Tue Jan 17 12:33:32 CET 2006

Folks,

I have a test harness that launches poker bots against a poker  
server. The harness is written in Erlang but the poker server is C++  
on Windows. The poker server uses completion ports and async IO.

I'm running into trouble with just 500 bots playing on the server,  
launched from the same VM. It appears that the bots get their  
commands up to 1 minute late. I'm trying to troubleshoot this and I'm  
looking for ideas. I would like to believe that it's not Erlang  
running out of steam but the C++ server :-).

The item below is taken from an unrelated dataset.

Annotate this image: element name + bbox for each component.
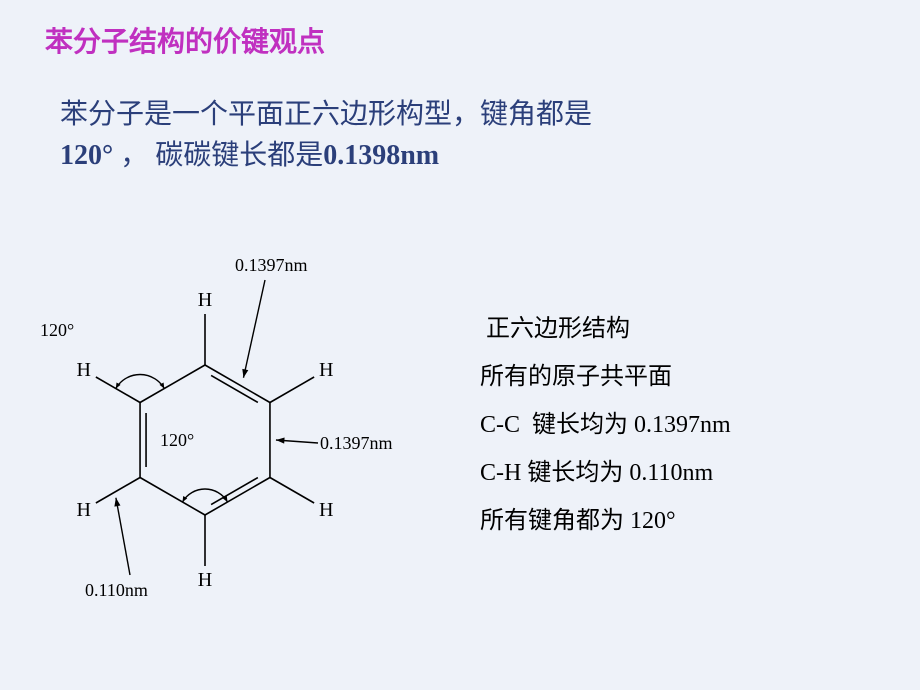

I read the packets manually since their length is little-endian and  
includes the whole packet (with the 4-byte length). I enabled  
{nodelay, true} on the socket since I always write complete packets  
to the socket.

I use selective receive and used to have no flow control in my socket  
reader. It would just read packet length, read packet and send the  
whole packet to its parent. Message queues were filling up when I was  
doing that so I only read the next network message once the current  
one has been processed.

I'm using the default socket buffer size for sending and receiving.  
I'm not sure what the default buffer size as it's not stated in 'man  
inet'. I do not have the source code for the poker server and I'm not  
sure what IOCP does in the scenario when I delay reading from the  
socket on my end. I'm being told by the client's techs that I could  
be getting the command 1 minute late because I'm reading it from the  
socket 1 minute late and the command sits in the network buffers all  
the while.

How do I troubleshoot this scenario? The bots don't do much  
processing themselves, basically make a decision and shoot a command  
back. They don't even react to all commands. The server spits out  
packets all the time, though, since all bots in the game get game  
notifications and table state updates from the lobby.

	Thanks, Joel

--
http://wagerlabs.com/